In het licht van het referendum in de loop van 2011 over de status van Zuid-Soedan, dat volgens het vredesakkoord tussen de regering en de zuidelijke rebellen van SPLM zou worden gehouden, vreesden vele mensenrechtenactivisten dat het opnieuw tot een opstoot zou komen van mensenrechtenschendingen. De kans was namelijk vrij groot dat een meerderheid van de bevolking in het zuiden voor autonomie zou kiezen. De belangrijkste oliebronnen van Soedan liggen in het zuiden en de regering wil die inkomsten niet graag verliezen.
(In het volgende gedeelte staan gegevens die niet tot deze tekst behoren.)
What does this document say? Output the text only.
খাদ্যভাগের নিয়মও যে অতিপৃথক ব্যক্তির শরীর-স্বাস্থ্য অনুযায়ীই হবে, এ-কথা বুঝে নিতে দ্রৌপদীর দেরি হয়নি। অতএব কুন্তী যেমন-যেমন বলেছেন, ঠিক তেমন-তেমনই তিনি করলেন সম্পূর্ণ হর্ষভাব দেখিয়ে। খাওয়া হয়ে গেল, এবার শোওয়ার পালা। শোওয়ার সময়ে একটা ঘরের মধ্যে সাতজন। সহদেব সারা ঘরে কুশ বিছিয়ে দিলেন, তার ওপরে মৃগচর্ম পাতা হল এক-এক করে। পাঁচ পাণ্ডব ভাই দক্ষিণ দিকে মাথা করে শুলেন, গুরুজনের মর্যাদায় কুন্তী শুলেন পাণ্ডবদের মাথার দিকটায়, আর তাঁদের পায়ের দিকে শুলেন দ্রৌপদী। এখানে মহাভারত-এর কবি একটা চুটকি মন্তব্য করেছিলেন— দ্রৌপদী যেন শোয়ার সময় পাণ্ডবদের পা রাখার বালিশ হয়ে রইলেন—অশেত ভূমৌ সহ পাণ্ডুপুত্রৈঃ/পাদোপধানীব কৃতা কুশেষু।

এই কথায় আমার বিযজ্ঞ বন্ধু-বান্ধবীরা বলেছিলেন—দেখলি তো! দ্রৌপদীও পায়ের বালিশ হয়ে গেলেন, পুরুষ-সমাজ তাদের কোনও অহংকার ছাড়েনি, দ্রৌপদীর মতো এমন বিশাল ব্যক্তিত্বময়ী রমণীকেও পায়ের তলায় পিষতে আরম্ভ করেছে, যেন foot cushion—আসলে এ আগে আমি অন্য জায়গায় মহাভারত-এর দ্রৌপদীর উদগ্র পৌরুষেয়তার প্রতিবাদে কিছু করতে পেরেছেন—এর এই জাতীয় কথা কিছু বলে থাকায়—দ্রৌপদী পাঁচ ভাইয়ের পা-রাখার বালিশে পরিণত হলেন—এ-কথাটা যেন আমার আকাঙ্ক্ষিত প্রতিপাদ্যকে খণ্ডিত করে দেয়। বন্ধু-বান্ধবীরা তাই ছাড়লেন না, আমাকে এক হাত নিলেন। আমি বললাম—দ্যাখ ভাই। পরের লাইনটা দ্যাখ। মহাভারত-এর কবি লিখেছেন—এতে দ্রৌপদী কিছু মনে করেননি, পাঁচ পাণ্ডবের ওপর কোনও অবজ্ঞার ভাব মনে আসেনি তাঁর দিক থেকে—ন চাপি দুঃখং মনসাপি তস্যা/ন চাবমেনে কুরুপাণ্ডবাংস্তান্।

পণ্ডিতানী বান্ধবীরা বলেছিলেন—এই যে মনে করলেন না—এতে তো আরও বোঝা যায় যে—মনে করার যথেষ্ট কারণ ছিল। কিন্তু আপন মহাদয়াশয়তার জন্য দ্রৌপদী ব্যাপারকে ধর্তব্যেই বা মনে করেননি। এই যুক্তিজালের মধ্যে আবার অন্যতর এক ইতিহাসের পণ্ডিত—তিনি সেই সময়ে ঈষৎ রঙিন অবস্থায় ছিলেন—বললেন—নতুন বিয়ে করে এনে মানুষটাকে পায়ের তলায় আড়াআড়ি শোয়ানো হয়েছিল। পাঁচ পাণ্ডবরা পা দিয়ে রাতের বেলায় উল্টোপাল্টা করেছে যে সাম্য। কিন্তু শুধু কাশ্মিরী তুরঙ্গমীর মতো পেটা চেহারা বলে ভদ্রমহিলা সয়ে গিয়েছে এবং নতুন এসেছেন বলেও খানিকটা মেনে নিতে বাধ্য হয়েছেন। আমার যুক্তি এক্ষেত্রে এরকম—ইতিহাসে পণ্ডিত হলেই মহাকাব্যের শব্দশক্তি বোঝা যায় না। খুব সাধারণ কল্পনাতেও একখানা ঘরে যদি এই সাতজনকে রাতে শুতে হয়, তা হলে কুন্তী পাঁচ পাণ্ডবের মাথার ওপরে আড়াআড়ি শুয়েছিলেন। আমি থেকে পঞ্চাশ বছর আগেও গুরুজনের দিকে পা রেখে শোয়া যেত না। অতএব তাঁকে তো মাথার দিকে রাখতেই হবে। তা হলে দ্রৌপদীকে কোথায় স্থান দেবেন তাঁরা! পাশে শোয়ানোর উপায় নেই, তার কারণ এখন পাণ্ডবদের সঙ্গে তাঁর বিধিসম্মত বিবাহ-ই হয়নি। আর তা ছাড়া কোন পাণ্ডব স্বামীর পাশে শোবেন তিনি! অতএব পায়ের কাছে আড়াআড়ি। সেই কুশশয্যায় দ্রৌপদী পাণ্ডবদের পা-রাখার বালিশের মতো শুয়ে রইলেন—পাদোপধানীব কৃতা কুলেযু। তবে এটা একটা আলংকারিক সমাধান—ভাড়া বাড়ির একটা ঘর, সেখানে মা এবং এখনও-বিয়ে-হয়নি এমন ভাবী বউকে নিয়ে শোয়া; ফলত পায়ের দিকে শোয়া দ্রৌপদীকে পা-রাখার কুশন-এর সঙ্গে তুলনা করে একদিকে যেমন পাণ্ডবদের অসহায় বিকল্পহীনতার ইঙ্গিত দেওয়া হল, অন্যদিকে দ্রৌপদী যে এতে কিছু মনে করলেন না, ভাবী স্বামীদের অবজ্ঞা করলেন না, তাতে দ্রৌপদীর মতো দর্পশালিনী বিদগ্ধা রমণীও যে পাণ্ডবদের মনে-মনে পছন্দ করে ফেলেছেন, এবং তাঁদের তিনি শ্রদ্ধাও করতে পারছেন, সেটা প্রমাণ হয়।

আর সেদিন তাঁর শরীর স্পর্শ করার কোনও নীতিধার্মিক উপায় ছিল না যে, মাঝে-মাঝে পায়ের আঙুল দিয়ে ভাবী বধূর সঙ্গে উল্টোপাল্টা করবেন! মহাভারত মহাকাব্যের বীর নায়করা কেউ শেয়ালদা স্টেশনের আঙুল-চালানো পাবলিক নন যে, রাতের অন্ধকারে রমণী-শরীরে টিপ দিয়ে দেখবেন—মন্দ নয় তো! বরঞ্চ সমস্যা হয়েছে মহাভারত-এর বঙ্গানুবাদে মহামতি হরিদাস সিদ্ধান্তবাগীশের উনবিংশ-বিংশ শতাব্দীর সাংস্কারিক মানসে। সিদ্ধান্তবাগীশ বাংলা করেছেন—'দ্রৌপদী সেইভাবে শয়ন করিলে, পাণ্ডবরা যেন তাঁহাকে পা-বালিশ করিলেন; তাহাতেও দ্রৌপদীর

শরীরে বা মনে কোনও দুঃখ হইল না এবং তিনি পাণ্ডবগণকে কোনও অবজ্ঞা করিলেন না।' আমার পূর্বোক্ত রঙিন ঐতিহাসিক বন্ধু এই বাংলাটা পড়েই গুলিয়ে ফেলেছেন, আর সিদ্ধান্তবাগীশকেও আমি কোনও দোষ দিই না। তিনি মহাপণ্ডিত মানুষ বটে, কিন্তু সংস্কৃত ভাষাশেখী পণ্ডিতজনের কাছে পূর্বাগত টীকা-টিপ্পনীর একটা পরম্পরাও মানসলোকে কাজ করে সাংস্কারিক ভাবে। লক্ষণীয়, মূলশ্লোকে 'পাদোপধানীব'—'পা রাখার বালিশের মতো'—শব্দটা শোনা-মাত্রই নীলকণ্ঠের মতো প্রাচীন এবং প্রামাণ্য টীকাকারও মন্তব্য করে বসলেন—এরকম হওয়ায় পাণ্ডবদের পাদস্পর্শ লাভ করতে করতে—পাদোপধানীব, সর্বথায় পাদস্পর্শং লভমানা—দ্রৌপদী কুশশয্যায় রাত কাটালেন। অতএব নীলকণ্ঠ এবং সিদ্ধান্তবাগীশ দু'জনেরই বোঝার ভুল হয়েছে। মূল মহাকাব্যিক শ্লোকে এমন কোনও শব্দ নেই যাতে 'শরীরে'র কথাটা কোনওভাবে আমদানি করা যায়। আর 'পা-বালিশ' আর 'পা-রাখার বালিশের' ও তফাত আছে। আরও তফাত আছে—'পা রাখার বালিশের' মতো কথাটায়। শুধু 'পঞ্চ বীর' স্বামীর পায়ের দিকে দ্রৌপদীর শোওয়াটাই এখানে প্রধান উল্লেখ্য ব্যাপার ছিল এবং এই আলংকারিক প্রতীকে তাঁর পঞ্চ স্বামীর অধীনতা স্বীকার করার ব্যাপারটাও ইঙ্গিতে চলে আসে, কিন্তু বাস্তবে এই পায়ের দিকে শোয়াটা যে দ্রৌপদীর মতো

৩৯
Een week lang konden Zuid-Soedanezen in een referendum kiezen of ze onafhankelijk wilden worden. De uitslag zou zeker geldig zijn, omdat veel meer dan de benodigde 60% van de stemgerechtigden had gestemd. De hoofdzakelijk christelijke en animistische bevolking in het zuiden sprak zich massaal uit voor afscheiding van het overwegend islamitische noorden: de officiële uitslag (07-02-2011) vermeldde zelfs 98,83 %. President Omar al-Bashir ondertekende onmiddellijk een document waarmee hij de onafhankelijkheid van het zuiden van zijn land aanvaardde.
Soedan werd op 9 juli officieel gesplitst in 2 landen: Noord-Soedan en Zuid-Soedan. Wel moest er nog worden onderhandeld over de boedelscheiding en over de precieze landsgrenzen -bijvoorbeeld de streek van Abyei.
In andere landen in Afrika bestaat er onrust over deze gang van zake omdat tot dusver Afrikaanse leiders kost wat kost hebben vastgehouden aan de oude koloniale grenzen. Nu vrezen sommigen dat er meer gebieden hun onafhankelijkheid zullen opeisen.
Salva Kiir Mayardit werd de eerste president van het onafhankelijke Zuid-Soedan.

Crisis in Blauwe Nijl wordt vergeten
Terwijl veel aandacht uitgaat naar het door oorlog verscheurde Zuid-Kordofan (staat in het zuidelijk deel van Soedan), hebben hulporganisaties moeite een antwoord te vinden op het conflict in die andere Soedanese staat genaamd Blauwe Nijl, een afgelegen en vrij onbereikbare regio. Uit die staat vluchtten al vier keer meer mensen de grens over naar Zuid-Soedan. De omstandigheden in de vluchtelingenkampen zijn verre van ideaal: er is te weinig schoon water en de gezinnen moeten weg uit de geïmproviseerde opvang voordat de regentijd aanbreekt en hun kampeerplaats overstroomt. Oxfam international hoopt dat er op korte termijn geld binnenkomt, omdat het over een paar weken, als het begint te regenen, drie keer zo veel kost om voedsel en andere voorraden het gebied binnen te brengen. De wegen worden dan moeilijk berijdbaar.
Volgens de Verenigde Naties verblijven er ongeveer 82.500 vluchtelingen uit Blauwe Nijl (Soedan) in kampen in Opper-Nijl (Zuid-Soedan). Ongeveer 20.000 mensen vluchtten vanuit Zuid-Kordofan naar de staat Unity in Zuid-Soedan. De VN en de Verenigde Staten waarschuwen dat er nog honderdduizenden vluchtelingen bij kunnen komen als het voedsel opraakt in beide staten.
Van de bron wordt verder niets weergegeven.